В ответ прогремело единодушно:
– Да, это так!
– Всякий, кто советует королю взимать пошлины и налоги без нашего одобрения должен рассматриваться как враг народа!
– Да, это так!
– Всякий, кто платит не утвержденные нами налоги, должен быть объявлен предателем Англии!
– Да, это так!
От дверей кто-то испуганно крикнул:
– Солдаты!
Кто-то в ужасе подхватил:
– Король применяет против нас силу!
Лица вытянулись, депутаты застыли. Джон Элиот поторопился поставить протест на голосование. Паника окончательно улеглась, не успев разразиться. Протест приняли большинством голосов. Раздался грохот в дверях. Страшась отдать текст протеста в руки врага, Джон Элиот запалил свои клочки от свечи и дал им догореть. Холс лихорадочно твердил только что принятые статьи, чтобы впоследствии их не забыть, едва ли соображая в тот миг, что сожженный протест уже не протест, а смрадный дым от сгоревшей бумаги. Председателя отпустили и отдали ему ключ от дверей. Решив, что честнейшим образом исполнили долг перед родиной, представители нации в гордом молчании вышли из зала и проследовали мимо гвардейцев, которые глядели на них с молчаливым недоумением.

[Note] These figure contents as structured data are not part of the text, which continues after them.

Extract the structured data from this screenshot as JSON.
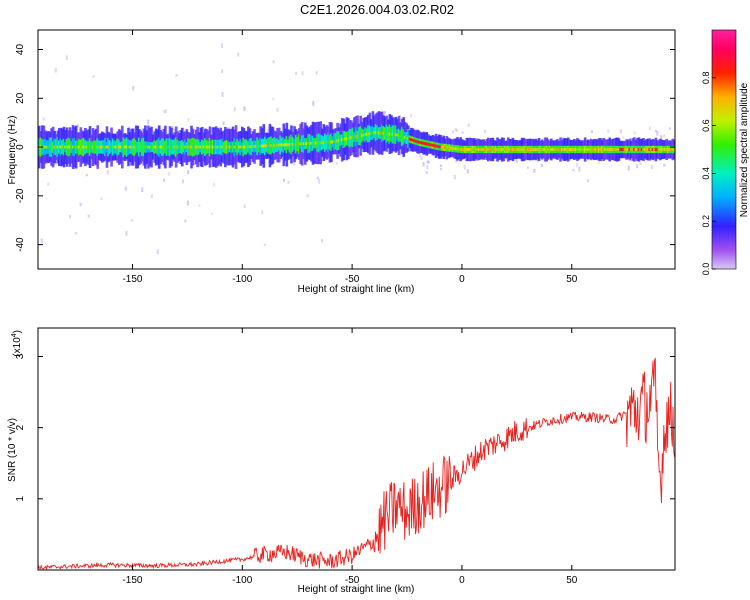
{
  "title": "C2E1.2026.004.03.02.R02",
  "colors": {
    "snr_line": "#e8231f",
    "axis": "#000000",
    "background": "#ffffff"
  },
  "chart_data": [
    {
      "type": "heatmap",
      "xlabel": "Height of straight line (km)",
      "ylabel": "Frequency (Hz)",
      "xlim": [
        -193,
        97
      ],
      "ylim": [
        -50,
        48
      ],
      "xticks": [
        -150,
        -100,
        -50,
        0,
        50
      ],
      "yticks": [
        -40,
        -20,
        0,
        20,
        40
      ],
      "colorbar": {
        "label": "Normalized spectral amplitude",
        "range": [
          0,
          1
        ],
        "ticks": [
          0.0,
          0.2,
          0.4,
          0.6,
          0.8
        ],
        "tick_labels": [
          "0.0",
          "0.2",
          "0.4",
          "0.6",
          "0.8"
        ],
        "colormap": "hsv-rainbow"
      },
      "ridge": {
        "description_points_x": [
          -193,
          -150,
          -100,
          -80,
          -60,
          -50,
          -40,
          -30,
          -20,
          -10,
          0,
          20,
          50,
          70,
          97
        ],
        "description_points_y": [
          0,
          0,
          0,
          1,
          2,
          4,
          6,
          5,
          2,
          0,
          -1,
          -1,
          -1,
          -1,
          -1
        ]
      }
    },
    {
      "type": "line",
      "xlabel": "Height of straight line (km)",
      "ylabel": "SNR (10 * v/v)",
      "y_multiplier_label": "(x10",
      "y_multiplier_exp": "4",
      "y_multiplier_close": ")",
      "xlim": [
        -193,
        97
      ],
      "ylim": [
        0,
        3.4
      ],
      "xticks": [
        -150,
        -100,
        -50,
        0,
        50
      ],
      "yticks": [
        1,
        2,
        3
      ],
      "series": [
        {
          "x": [
            -193,
            -180,
            -160,
            -140,
            -120,
            -110,
            -100,
            -90,
            -80,
            -70,
            -60,
            -50,
            -45,
            -40,
            -35,
            -30,
            -25,
            -20,
            -15,
            -10,
            -5,
            0,
            5,
            10,
            20,
            25,
            30,
            40,
            50,
            60,
            65,
            70,
            75,
            80,
            85,
            88,
            90,
            93,
            97
          ],
          "y": [
            0.03,
            0.05,
            0.07,
            0.06,
            0.08,
            0.12,
            0.15,
            0.22,
            0.25,
            0.15,
            0.12,
            0.2,
            0.3,
            0.4,
            0.7,
            0.9,
            0.8,
            0.95,
            1.05,
            1.15,
            1.25,
            1.4,
            1.55,
            1.7,
            1.85,
            1.95,
            2.0,
            2.1,
            2.15,
            2.15,
            2.12,
            2.12,
            2.2,
            2.25,
            2.35,
            2.5,
            1.2,
            2.2,
            2.05
          ]
        }
      ]
    }
  ]
}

Десятого марта король Карл вступил на заседание лордов, мрачный, но полный решимости, и укоризненно произнес:
– Никогда не входил я сюда при обстоятельствах более неприятных. Джентльмены, я вынужден объявить парламент распущенным. Единственная причина моего решения вам, я полагаю, известна: это возмутительное поведение нижней палаты. Я не хочу и не могу обвинить всех. Я знаю, что среди них много честных и верных подданных. Они обмануты или запуганы несколькими мерзавцами. Что ж, злоумышленники получат то, что они заслужили. Что касается до вас, джентльмены, вы можете рассчитывать на покровительство и милость, какую добрый король должен оказывать своему верному дворянству.

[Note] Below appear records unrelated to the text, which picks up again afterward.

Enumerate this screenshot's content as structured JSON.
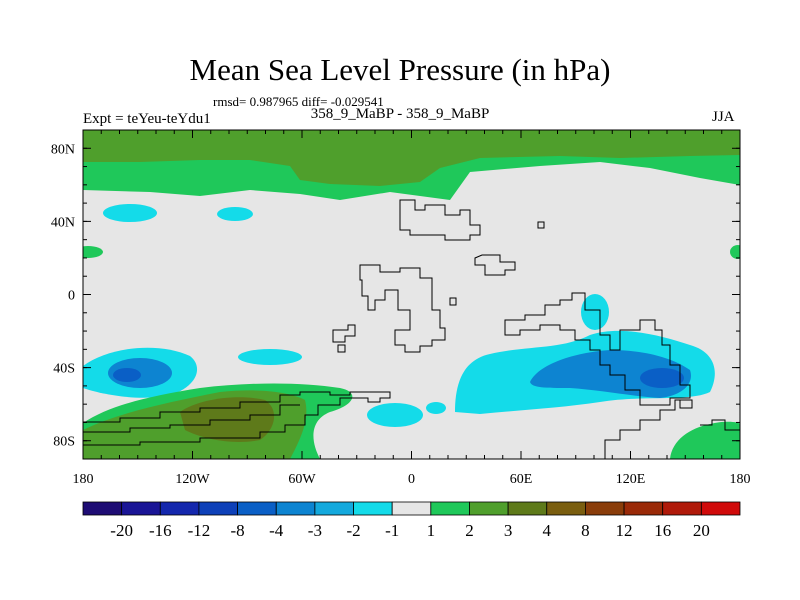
{
  "chart_data": {
    "type": "heatmap",
    "title": "Mean Sea Level Pressure (in hPa)",
    "stats_line": "rmsd= 0.987965 diff= -0.029541",
    "experiment_label": "Expt = teYeu-teYdu1",
    "case_label": "358_9_MaBP - 358_9_MaBP",
    "season": "JJA",
    "xlim": [
      -180,
      180
    ],
    "ylim": [
      -90,
      90
    ],
    "x_ticks": [
      {
        "value": -180,
        "label": "180"
      },
      {
        "value": -120,
        "label": "120W"
      },
      {
        "value": -60,
        "label": "60W"
      },
      {
        "value": 0,
        "label": "0"
      },
      {
        "value": 60,
        "label": "60E"
      },
      {
        "value": 120,
        "label": "120E"
      },
      {
        "value": 180,
        "label": "180"
      }
    ],
    "y_ticks": [
      {
        "value": 80,
        "label": "80N"
      },
      {
        "value": 40,
        "label": "40N"
      },
      {
        "value": 0,
        "label": "0"
      },
      {
        "value": -40,
        "label": "40S"
      },
      {
        "value": -80,
        "label": "80S"
      }
    ],
    "colorbar": {
      "labels": [
        "-20",
        "-16",
        "-12",
        "-8",
        "-4",
        "-3",
        "-2",
        "-1",
        "1",
        "2",
        "3",
        "4",
        "8",
        "12",
        "16",
        "20"
      ],
      "colors": [
        "#1e0c74",
        "#1a1596",
        "#1427ad",
        "#0e40b8",
        "#0a5fc6",
        "#0d84d1",
        "#14a9dd",
        "#14dbe9",
        "#e6e6e6",
        "#1fc85a",
        "#4f9f2c",
        "#5e7a1a",
        "#7a5e10",
        "#8a3d0a",
        "#9a2a08",
        "#b01a0a",
        "#d00a0a"
      ]
    },
    "regions": [
      {
        "name": "arctic-positive",
        "category": "2",
        "color": "#1fc85a"
      },
      {
        "name": "arctic-core",
        "category": "3",
        "color": "#4f9f2c"
      },
      {
        "name": "north-pacific-low",
        "category": "-2",
        "color": "#14dbe9"
      },
      {
        "name": "south-pacific-low",
        "category": "-3",
        "color": "#0d84d1"
      },
      {
        "name": "southern-ocean-low",
        "category": "-2",
        "color": "#14dbe9"
      },
      {
        "name": "antarctic-high",
        "category": "4",
        "color": "#5e7a1a"
      }
    ]
  }
}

Несколько дней спустя на оградах, на стенах домов был расклеен рескрипт от имени короля:
«Неблагонамеренные лица распускают слух, будто бы скоро будет созван новый парламент. Его величество король ясно доказал, что он не питает ни малейшего отвращения к парламентам, однако их последние выходки вынудили его переменить образ действий. Отныне он будет считать за личное оскорбление всякие речи, всякие поступки, клонящиеся к тому, чтобы предписывать ему какой бы то ни было определенный срок для созыва новых парламентов».

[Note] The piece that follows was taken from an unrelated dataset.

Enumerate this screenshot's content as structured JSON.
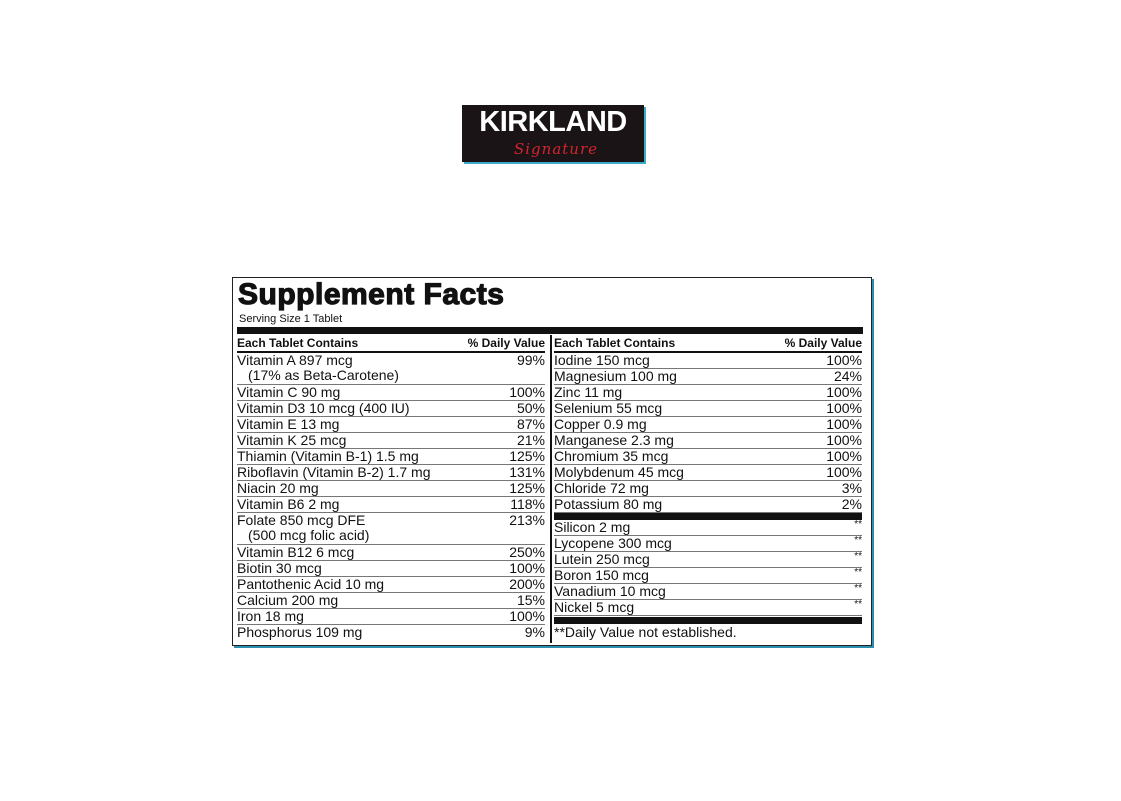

Казалось, было произнесено последнее слово. Король недвусмысленно заявил свое неоспоримое право созывать и распускать парламент, когда ему вздумается. Представители нации мирно и тихо разошлись по домам, правда, под занавес приняв какой-то протест, но тут же протест этот сожгли на свече, статьи протеста остались только в памяти Элиота и Холса, а в их памяти они не имели никакого значения, не приносили никому пользы, никому не причиняли вреда, ведь многие англичане и без этих сожженных статей считали незаконными налоги и пошлины, вводимые королем против воли парламента. Следовало остановиться, но король Карл остановиться не смог. Его мелкая натура, его недальновидный ум требовали мести, и он отмстил. Вскоре были арестованы семеро представителей нации, среди них, разумеется, Элиот, Холс и Валентайн. Они не признали себя виновными и отказались уплатить штраф, к которому их присудили. Джон Элиот так и умер в тюрьме три года спустя. Остальные в конце концов получили свободу. Не стоит прибавлять, что арест и тюрьма не сделали их более верными подданными, чем они были.